In the aftermath of the horrific fires that engulfed Maui, competing narratives began fighting for online oxygen. Some pointed to climate change as the culprit, others to poor land management, and others to conspiracy theories about the blaze being set on purpose. The fires in Maui and the response from pundits point to a race for everyone needing a “take,” no matter how half-baked for every minutia of news. Every occurrence, from school shootings to viral songs, has to be interpreted through a prism of political angst, no matter how disconnected the person opining is from the actual event.
The broad strokes of the conspiracy center around the fire in Hawaii being intentionally set to bring in a green initiative to build a 15-minute city in a highly desirable piece of real estate. These 15-minute cities are an urban design principle for neighborhoods to encourage biking and walking, where everything you need, from grocery stores to bars and restaurants, is a short stroll from your home. The concern is they could be a backdoor to implement restrictions on movement to combat climate change.

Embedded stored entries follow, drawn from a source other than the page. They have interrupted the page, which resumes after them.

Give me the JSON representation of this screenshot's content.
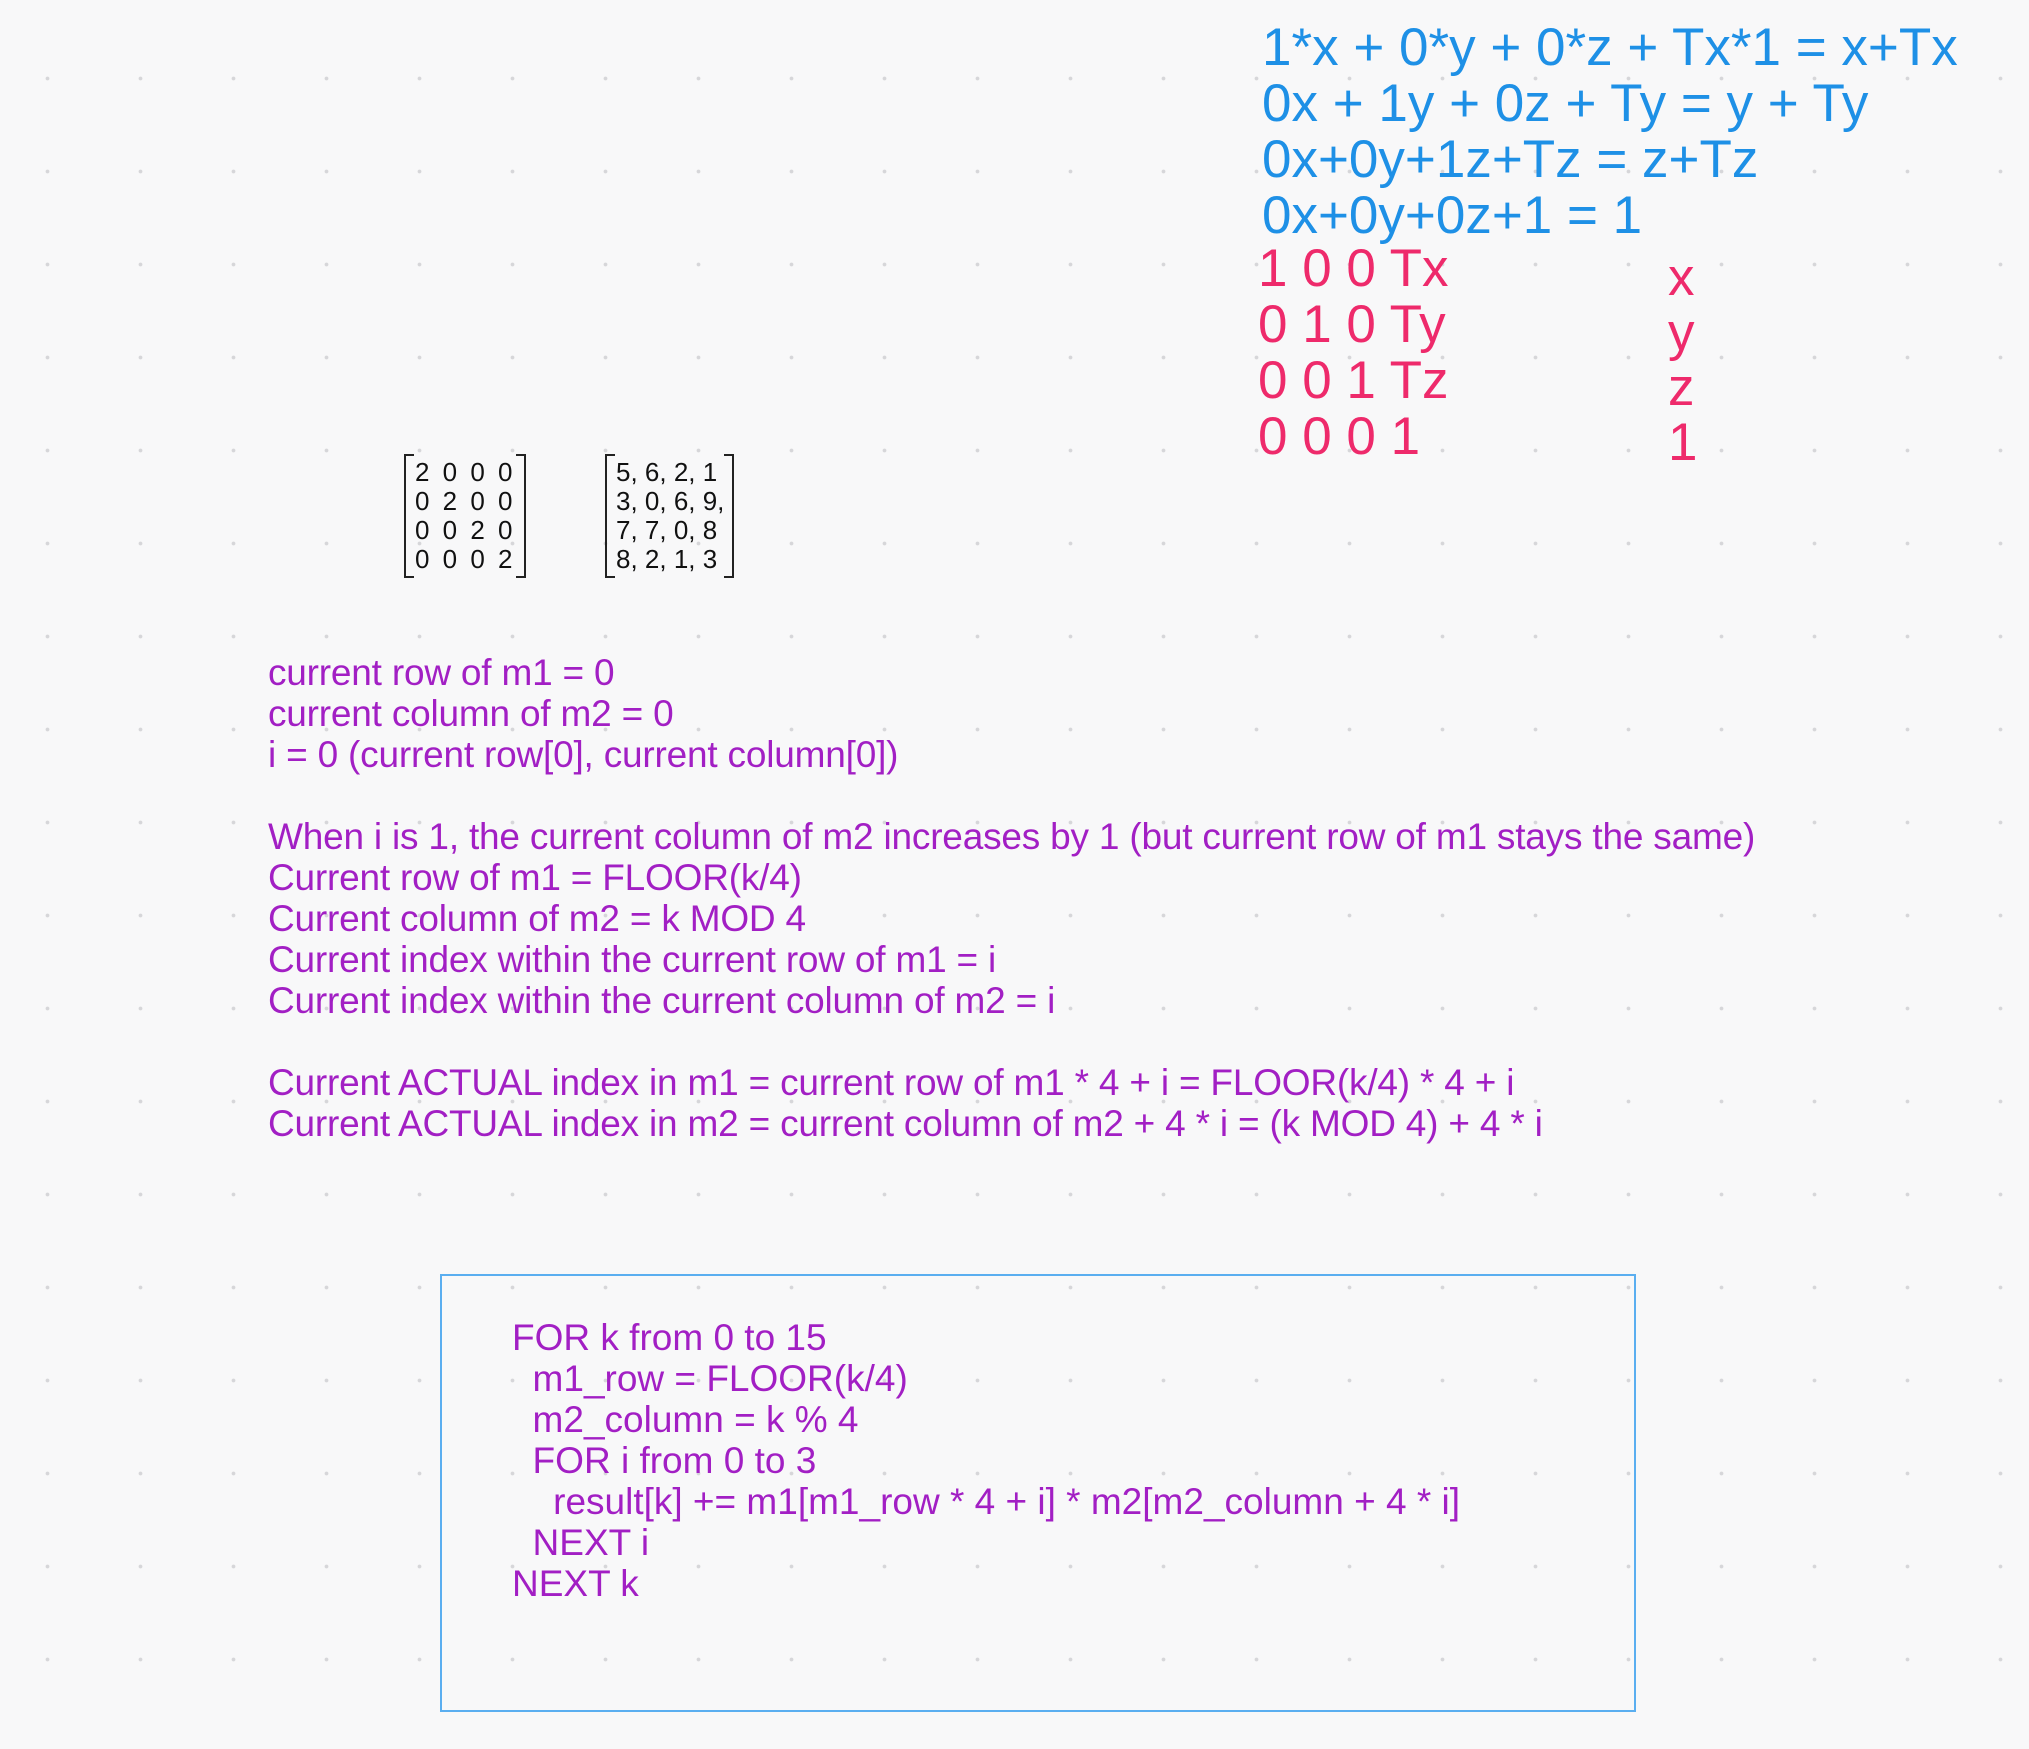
{
  "equations_blue": [
    "1*x + 0*y + 0*z + Tx*1 = x+Tx",
    "0x + 1y + 0z + Ty = y + Ty",
    "0x+0y+1z+Tz = z+Tz",
    "0x+0y+0z+1 = 1"
  ],
  "translation_matrix_rows": [
    "1 0 0 Tx",
    "0 1 0 Ty",
    "0 0 1 Tz",
    "0 0 0 1"
  ],
  "vector_entries": [
    "x",
    "y",
    "z",
    "1"
  ],
  "matrix_m1_rows": [
    "2 0 0 0",
    "0 2 0 0",
    "0 0 2 0",
    "0 0 0 2"
  ],
  "matrix_m2_rows": [
    "5, 6, 2, 1",
    "3, 0, 6, 9,",
    "7, 7, 0, 8",
    "8, 2, 1, 3"
  ],
  "notes": [
    "current row of m1 = 0",
    "current column of m2 = 0",
    "i = 0 (current row[0], current column[0])",
    "",
    "When i is 1, the current column of m2 increases by 1 (but current row of m1 stays the same)",
    "Current row of m1 = FLOOR(k/4)",
    "Current column of m2 = k MOD 4",
    "Current index within the current row of m1 = i",
    "Current index within the current column of m2 = i",
    "",
    "Current ACTUAL index in m1 = current row of m1 * 4 + i = FLOOR(k/4) * 4 + i",
    "Current ACTUAL index in m2 = current column of m2 + 4 * i = (k MOD 4) + 4 * i"
  ],
  "code_lines": [
    "FOR k from 0 to 15",
    "  m1_row = FLOOR(k/4)",
    "  m2_column = k % 4",
    "  FOR i from 0 to 3",
    "    result[k] += m1[m1_row * 4 + i] * m2[m2_column + 4 * i]",
    "  NEXT i",
    "NEXT k"
  ],
  "colors": {
    "blue_text": "#1e90e6",
    "pink_text": "#ee2a6b",
    "purple_text": "#a21fc4",
    "box_border": "#5aaef0",
    "canvas_background": "#f8f8f9"
  }
}
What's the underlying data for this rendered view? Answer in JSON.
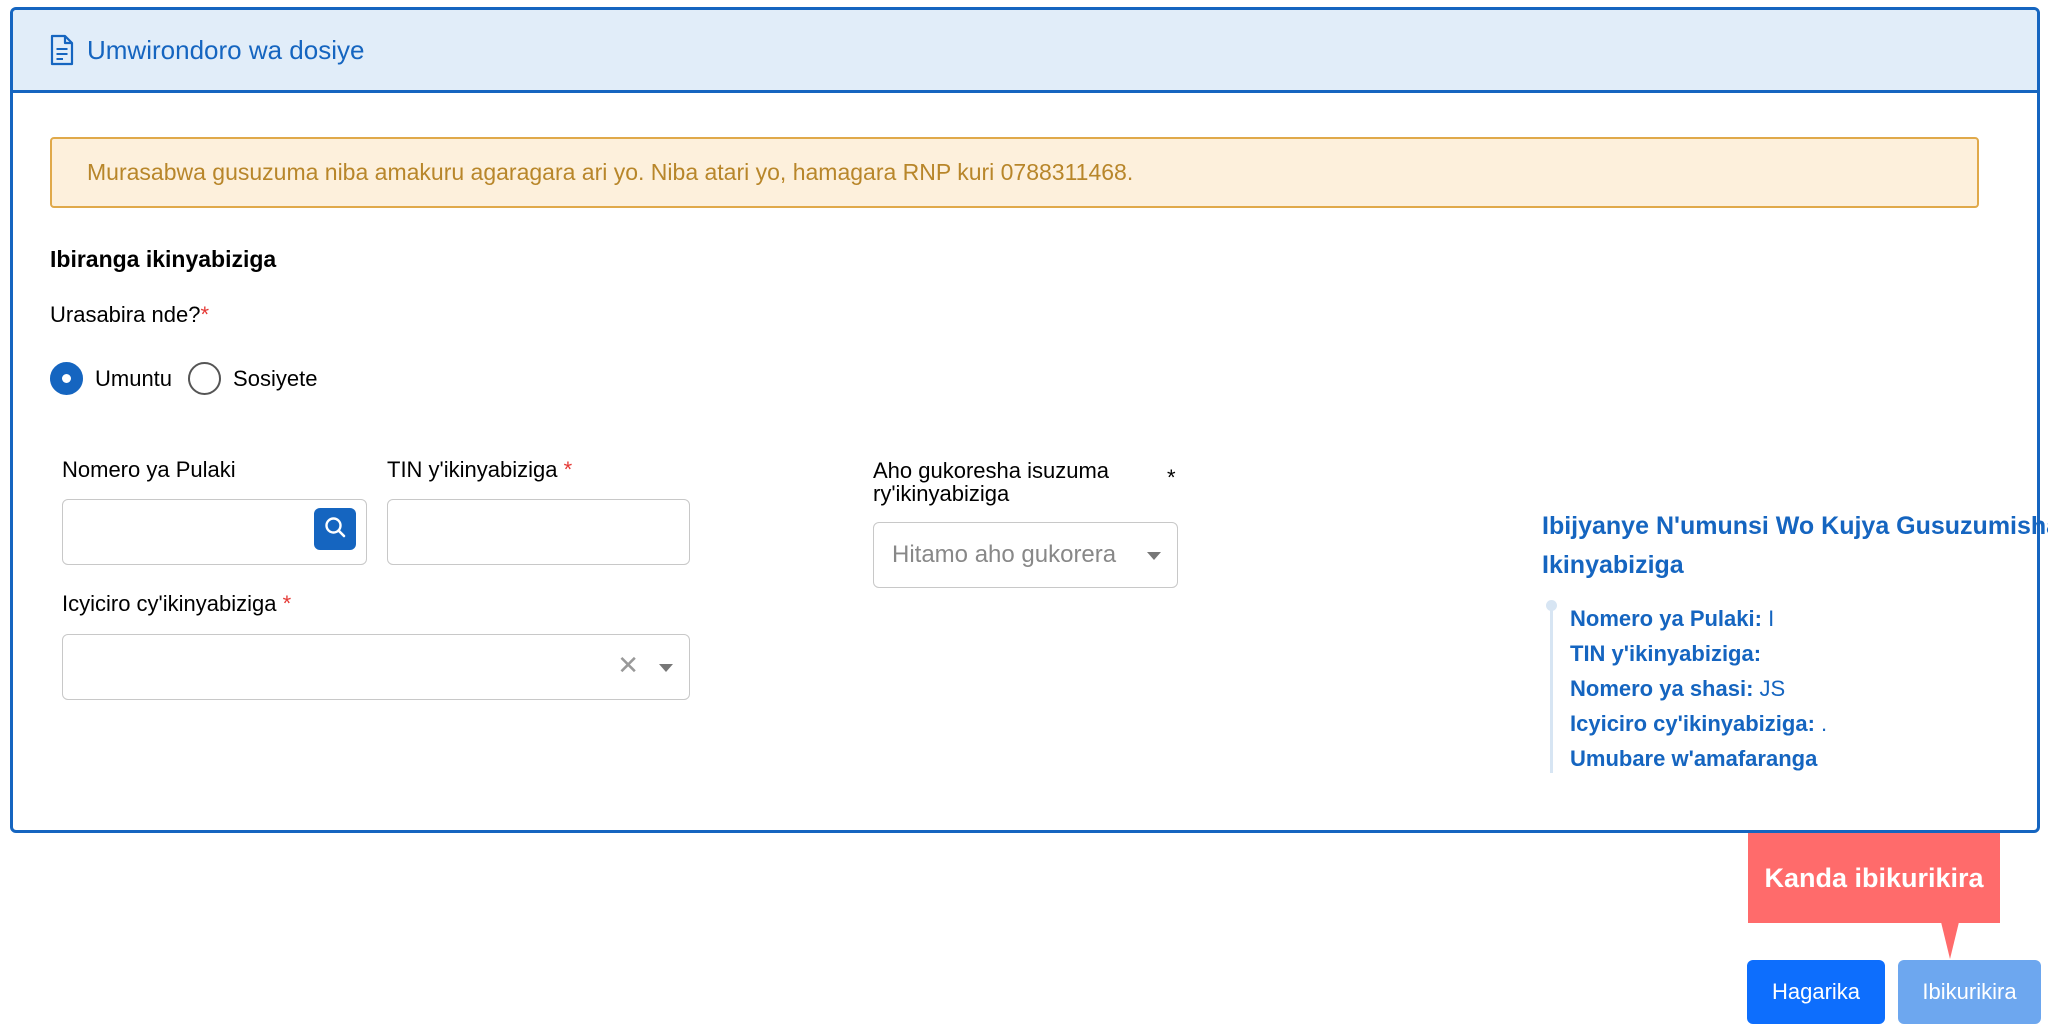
{
  "header": {
    "title": "Umwirondoro wa dosiye",
    "icon": "document-icon"
  },
  "alert": {
    "text": "Murasabwa gusuzuma niba amakuru agaragara ari yo. Niba atari yo, hamagara RNP kuri 0788311468."
  },
  "section": {
    "title": "Ibiranga ikinyabiziga"
  },
  "question": {
    "label": "Urasabira nde?",
    "required_mark": "*"
  },
  "radios": [
    {
      "label": "Umuntu",
      "checked": true
    },
    {
      "label": "Sosiyete",
      "checked": false
    }
  ],
  "fields": {
    "plate": {
      "label": "Nomero ya Pulaki",
      "value": ""
    },
    "tin": {
      "label": "TIN y'ikinyabiziga",
      "required_mark": "*",
      "value": ""
    },
    "location": {
      "label": "Aho gukoresha isuzuma ry'ikinyabiziga",
      "required_mark": "*",
      "placeholder": "Hitamo aho gukorera"
    },
    "category": {
      "label": "Icyiciro cy'ikinyabiziga",
      "required_mark": "*",
      "value": ""
    }
  },
  "info_panel": {
    "title": "Ibijyanye N'umunsi Wo Kujya Gusuzumisha Ikinyabiziga",
    "items": [
      {
        "label": "Nomero ya Pulaki:",
        "value": "I"
      },
      {
        "label": "TIN y'ikinyabiziga:",
        "value": ""
      },
      {
        "label": "Nomero ya shasi:",
        "value": "JS"
      },
      {
        "label": "Icyiciro cy'ikinyabiziga:",
        "value": "."
      },
      {
        "label": "Umubare w'amafaranga",
        "value": ""
      }
    ]
  },
  "tooltip": {
    "text": "Kanda ibikurikira"
  },
  "buttons": {
    "cancel": "Hagarika",
    "next": "Ibikurikira"
  },
  "colors": {
    "primary": "#1565c0",
    "alert_bg": "#fdf0dc",
    "alert_text": "#b8862a",
    "tooltip": "#ff6b6b",
    "required": "#e53935"
  }
}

This conspiracy theory is exceedingly likely false. Although rare, Hawaii has had forest fires before, and the probable culprits are high winds and incompetence in letting grasses overgrow. The validity of these conspiracies is less interesting than how ubiquitous they are in culture. They speak to a primal need to make sense of an indecipherable world.
Maui is a perfect Rorschach test. There has indeed been a push to “green” the city, and the 15-minute city initiative has been discussed as the future of the island. The proposal is similar to many of the recommendations of the Green New Deal and stakeholder capitalism pushed by Klaus Schwab and the World Economic Forum.
On the surface, a walkable city with parks and mixed-use areas seems excellent; anyone who has spent time in neighborhoods built like this would be hard-pressed to say they’re awful. However, these programs never seem to help working people and are more about building power than bike lanes. And the residents aren’t crazy to be concerned about developers trying to buy up their land. Does it matter if you lost your ancestral land because of a fire set on purpose or accidentally?
As always, Global Britain is the testing ground for these new power grabs. Oxford is implementing a 15-minute city program, which has caused protests and consternation from people living in the new utopia. Starting in 2024, Oxford residents will be charged 70 pounds for driving without permission from their designated zones, enforced by an array of CCTV traffic cameras. The Oxfordshire County Council has lamented the misinformation they claim this new law has caused. However, in the following sentence, they say, “...the traffic filters might in future restrict residents’ ability to drive by private car into other areas of the city and that people might have to use a different route to avoid the filters.”
They seem genuinely confused as to why a person might balk at being charged 70 quid to drive through their own city. This “Bloomberg” article embodies the schizophrenic tone of media coverage by describing it as both a right-wing conspiracy and something for the good of the residents. Don’t worry; they may allow specific exceptions for delivery vehicles and the ability to apply for a twenty-five-day-per-year pass to drive without a fine because our new lords are nothing if not kind. The concept of freedom of movement laid out in the Magna Carta in 1215 is no impediment to faceless bureaucracy.
In London, they have just expanded the Ultra Low Emission Zone (Ulez) to include all of the outer boroughs. This law means anyone with a gasoline car made before 2006 or a diesel vehicle made before 2016 will be charged £12.50 per day for driving. Only an intellectual class so banal and witless as Sadiq Khan and his ilk wouldn’t recognize how destructive this is for the working poor. Maybe that’s the point. Some enterprising Londoners have taken to destroying more than 300 of the cameras; if only they would all buy Teslas, this could be avoided.
This house of mirrors makes one wonder if incompetence is to blame instead of sheer malice, but malice isn’t the only type of evil. It indeed leads people to see conspiracy theories in the world around them. Unfortunately, the conspiracies have become a reality for the blue-collar father in London who wants to drive his family to a park or, god forbid, to work.